Most of my research for the last two decades has been dedicated to music in Roman theater. Drawing analogies from modern musical theater, I have examined the plays of Plautus, Terence, and Seneca and the fragments of other Roman playwrights keeping two principles in mind. First, a metrical distinction in the texts of Roman plays tells us in most cases when actors sang or chanted to the accompaniment of the two-piped double reed tibia and when they spoke without accompaniment: one meter, the iambic senarius, was almost always unaccompanied, while other meters were accompanied. Second, the quantitative meters of Latin poetry tell us much about the rhythms sung by Roman actors. With just a few changes, these same principles apply to Greek drama. We can be confident that with only a few exceptions, iambic trimeters, the Greek equivalent of iambic senarii, were spoken without accompaniment and lyric meters were sung to the accompaniment of the aulos (the Greek equivalent of the tibia). Other meters, such as anapests and trochaic and iambic tetrameters, appear to have been performed sometimes with accompaniment, sometimes without. Greek, like Latin, has a quantitative meter, so when it was sung long syllables would normally be equivalent to our quarter notes, short syllables to our eighth notes. My goal, therefore, is to see what meter can tell us about musical patterns throughout ancient drama.
As I turned to Greek theater, I realized two things. The first was that Euripides would be the best place to start. Besides offering the largest corpus of Greek musical drama, Euripides marks a great transition in ancient theatrical music, incorporating both the choral, strophic rhythms of earlier Greek drama and newer styles that emphasize astrophic monodies. Those astrophic monodies were to become the dominant mode of musical performance by the time of Plautus and Terence. Second, I realized that the best way to grasp musical patterns would be to look for metrical repetition. Euripides, I am finding, often repeats the same meters at different points within a play with important thematic results.

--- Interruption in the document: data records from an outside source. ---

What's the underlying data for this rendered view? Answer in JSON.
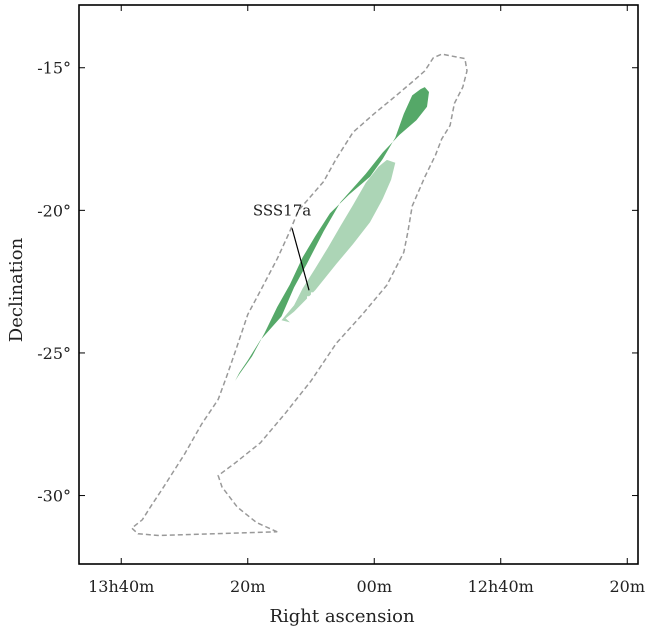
{
  "chart_data": {
    "type": "skymap-contour",
    "xlabel": "Right ascension",
    "ylabel": "Declination",
    "x_ticks": [
      "13h40m",
      "20m",
      "00m",
      "12h40m",
      "20m"
    ],
    "y_ticks": [
      "-15°",
      "-20°",
      "-25°",
      "-30°"
    ],
    "xlim_hours": [
      13.778,
      12.305
    ],
    "ylim_deg": [
      -32.4,
      -12.8
    ],
    "grid": false,
    "annotation": {
      "label": "SSS17a",
      "ra_hours": 13.1639,
      "dec_deg": -23.05
    },
    "regions": [
      {
        "kind": "outer-dashed",
        "color": "#999999",
        "polygon_radec": [
          [
            13.2556,
            -31.27
          ],
          [
            13.31,
            -30.95
          ],
          [
            13.3611,
            -30.4
          ],
          [
            13.4011,
            -29.7
          ],
          [
            13.4111,
            -29.3
          ],
          [
            13.3667,
            -28.86
          ],
          [
            13.3,
            -28.15
          ],
          [
            13.2333,
            -27.1
          ],
          [
            13.1667,
            -25.98
          ],
          [
            13.1,
            -24.66
          ],
          [
            13.0333,
            -23.68
          ],
          [
            12.9667,
            -22.62
          ],
          [
            12.9222,
            -21.47
          ],
          [
            12.9111,
            -20.73
          ],
          [
            12.9,
            -19.85
          ],
          [
            12.8667,
            -18.83
          ],
          [
            12.8389,
            -18.07
          ],
          [
            12.8222,
            -17.5
          ],
          [
            12.8,
            -17.02
          ],
          [
            12.7889,
            -16.25
          ],
          [
            12.7667,
            -15.68
          ],
          [
            12.7556,
            -15.11
          ],
          [
            12.7611,
            -14.68
          ],
          [
            12.8222,
            -14.52
          ],
          [
            12.8444,
            -14.65
          ],
          [
            12.8667,
            -15.11
          ],
          [
            12.9,
            -15.5
          ],
          [
            12.9444,
            -16.0
          ],
          [
            13.0,
            -16.61
          ],
          [
            13.0556,
            -17.26
          ],
          [
            13.1,
            -18.19
          ],
          [
            13.1333,
            -18.99
          ],
          [
            13.2,
            -20.01
          ],
          [
            13.2222,
            -20.73
          ],
          [
            13.2556,
            -21.7
          ],
          [
            13.3,
            -22.82
          ],
          [
            13.3333,
            -23.65
          ],
          [
            13.3667,
            -24.97
          ],
          [
            13.3889,
            -25.82
          ],
          [
            13.4111,
            -26.63
          ],
          [
            13.4556,
            -27.51
          ],
          [
            13.5,
            -28.55
          ],
          [
            13.5556,
            -29.71
          ],
          [
            13.5889,
            -30.38
          ],
          [
            13.6111,
            -30.85
          ],
          [
            13.6389,
            -31.14
          ],
          [
            13.6222,
            -31.34
          ],
          [
            13.5667,
            -31.4
          ]
        ]
      },
      {
        "kind": "90-percent",
        "color": "#55a868",
        "polygon_radec": [
          [
            13.3667,
            -25.98
          ],
          [
            13.3556,
            -25.7
          ],
          [
            13.3333,
            -25.26
          ],
          [
            13.3,
            -24.55
          ],
          [
            13.2444,
            -23.72
          ],
          [
            13.2111,
            -22.7
          ],
          [
            13.1778,
            -21.88
          ],
          [
            13.1333,
            -20.73
          ],
          [
            13.0889,
            -19.71
          ],
          [
            13.0222,
            -18.72
          ],
          [
            12.9778,
            -17.97
          ],
          [
            12.9333,
            -17.35
          ],
          [
            12.8889,
            -16.84
          ],
          [
            12.8611,
            -16.37
          ],
          [
            12.8556,
            -15.85
          ],
          [
            12.8667,
            -15.68
          ],
          [
            12.8778,
            -15.75
          ],
          [
            12.9,
            -15.97
          ],
          [
            12.9222,
            -16.62
          ],
          [
            12.9444,
            -17.45
          ],
          [
            12.9778,
            -18.2
          ],
          [
            13.0111,
            -18.82
          ],
          [
            13.0667,
            -19.45
          ],
          [
            13.1167,
            -20.1
          ],
          [
            13.1556,
            -20.91
          ],
          [
            13.1889,
            -21.65
          ],
          [
            13.2222,
            -22.6
          ],
          [
            13.2556,
            -23.39
          ],
          [
            13.2889,
            -24.3
          ],
          [
            13.3222,
            -25.12
          ],
          [
            13.3556,
            -25.75
          ]
        ]
      },
      {
        "kind": "50-percent",
        "color": "#acd5b6",
        "polygon_radec": [
          [
            13.2222,
            -23.93
          ],
          [
            13.2333,
            -23.79
          ],
          [
            13.2111,
            -23.55
          ],
          [
            13.1556,
            -22.8
          ],
          [
            13.1,
            -21.88
          ],
          [
            13.0556,
            -21.18
          ],
          [
            13.0111,
            -20.42
          ],
          [
            12.9778,
            -19.6
          ],
          [
            12.9556,
            -18.93
          ],
          [
            12.9444,
            -18.33
          ],
          [
            12.9667,
            -18.23
          ],
          [
            12.9889,
            -18.47
          ],
          [
            13.0222,
            -19.03
          ],
          [
            13.0556,
            -19.81
          ],
          [
            13.0889,
            -20.55
          ],
          [
            13.1222,
            -21.31
          ],
          [
            13.1556,
            -22.04
          ],
          [
            13.1889,
            -22.74
          ],
          [
            13.2111,
            -23.33
          ],
          [
            13.2444,
            -23.85
          ]
        ]
      }
    ]
  }
}
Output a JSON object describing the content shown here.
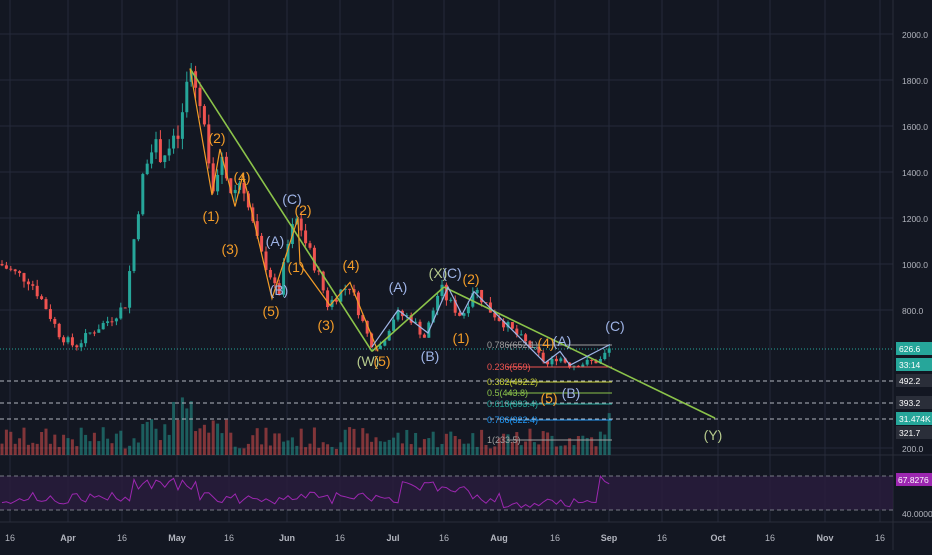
{
  "chart_data": {
    "type": "candlestick",
    "colors": {
      "background": "#131722",
      "grid": "#242a3a",
      "up": "#26a69a",
      "down": "#ef5350",
      "trendline": "#8bc34a",
      "wave_orange": "#f39c28",
      "wave_blue": "#9fb4e6",
      "rsi": "#9c27b0",
      "rsi_band": "#2b1d3f",
      "label_teal": "#26a69a",
      "label_gray": "#2a2e39"
    },
    "price_axis": {
      "ticks": [
        "2000.0",
        "1800.0",
        "1600.0",
        "1400.0",
        "1200.0",
        "1000.0",
        "800.0",
        "200.0"
      ],
      "range": [
        200,
        2000
      ]
    },
    "price_labels": [
      {
        "text": "626.6",
        "style": "teal"
      },
      {
        "text": "33:14",
        "style": "teal"
      },
      {
        "text": "492.2",
        "style": "gray"
      },
      {
        "text": "393.2",
        "style": "gray"
      },
      {
        "text": "31.474K",
        "style": "teal"
      },
      {
        "text": "321.7",
        "style": "gray"
      }
    ],
    "rsi_axis": {
      "ticks": [
        "80.0000",
        "40.0000"
      ],
      "current": "67.8276"
    },
    "time_axis": {
      "ticks": [
        "16",
        "Apr",
        "16",
        "May",
        "16",
        "Jun",
        "16",
        "Jul",
        "16",
        "Aug",
        "16",
        "Sep",
        "16",
        "Oct",
        "16",
        "Nov",
        "16"
      ]
    },
    "wave_labels": [
      {
        "text": "(2)",
        "color": "orange"
      },
      {
        "text": "(1)",
        "color": "orange"
      },
      {
        "text": "(4)",
        "color": "orange"
      },
      {
        "text": "(3)",
        "color": "orange"
      },
      {
        "text": "(C)",
        "color": "blue"
      },
      {
        "text": "(2)",
        "color": "orange"
      },
      {
        "text": "(A)",
        "color": "blue"
      },
      {
        "text": "(1)",
        "color": "orange"
      },
      {
        "text": "(B)",
        "color": "blue"
      },
      {
        "text": "(5)",
        "color": "orange"
      },
      {
        "text": "(4)",
        "color": "orange"
      },
      {
        "text": "(3)",
        "color": "orange"
      },
      {
        "text": "(A)",
        "color": "blue"
      },
      {
        "text": "(W)",
        "color": "green"
      },
      {
        "text": "(5)",
        "color": "orange"
      },
      {
        "text": "(B)",
        "color": "blue"
      },
      {
        "text": "(X)",
        "color": "green"
      },
      {
        "text": "(C)",
        "color": "blue"
      },
      {
        "text": "(2)",
        "color": "orange"
      },
      {
        "text": "(1)",
        "color": "orange"
      },
      {
        "text": "(4)",
        "color": "orange"
      },
      {
        "text": "(A)",
        "color": "blue"
      },
      {
        "text": "(5)",
        "color": "orange"
      },
      {
        "text": "(B)",
        "color": "blue"
      },
      {
        "text": "(C)",
        "color": "blue"
      },
      {
        "text": "(Y)",
        "color": "green"
      }
    ],
    "fib_levels": [
      {
        "ratio": "0.786",
        "price": "652.1"
      },
      {
        "ratio": "0.236",
        "price": "559"
      },
      {
        "ratio": "0.382",
        "price": "492.2"
      },
      {
        "ratio": "0.5",
        "price": "443.8"
      },
      {
        "ratio": "0.618",
        "price": "393.4"
      },
      {
        "ratio": "0.786",
        "price": "322.4"
      },
      {
        "ratio": "1",
        "price": "233.5"
      }
    ],
    "trendline_points": [
      {
        "date": "May 1",
        "price": 1850
      },
      {
        "date": "Jun 26",
        "price": 620
      },
      {
        "date": "Jul 14",
        "price": 900
      },
      {
        "date": "Sep 25",
        "price": 330
      }
    ]
  }
}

I can think of no better place to work on this project than the Center for Hellenic Studies. The Center’s library has an incomparable collection of works both on Euripides and on Greek music and theater, its staff makes so many tasks of research easier, and my fellow researchers (including two others working on Euripides!) promise hours of stimulating conversation.
Timothy J. Moore
Timothy J. Moore is John and Penelope Biggs Distinguished Professor of Classics at Washington University in St. Louis. He received his B.A. from Millersville University and his Ph.D. from the University of North Carolina, and he has taught at Harvard, Texas A&M University, the University of Texas at Austin, the University of Colorado, and the Ruhr Universität in Bochum, Germany. His publications include Artistry and Ideology: Livy’s Vocabulary of Virtue, The Theater of Plautus, Music in Roman Comedy, Roman Theatre, two edited volumes on Greek and Roman comedy, an online database of the meters of Roman Comedy, and articles on Greek and Roman music, theater, and literature, the teaching of Greek and Latin, American Musical Theater, and Japanese comedy. Current projects include a long-range project on musical theater in ancient Greece and Rome. He has received fellowships and grants from the American Academy in Rome, the National Endowment for the Humanities, the Alexander von Humboldt Foundation, the Mellon Foundation, the Loeb Classical Library Foundation, and the Center for the Humanities at Washington University in St. Louis.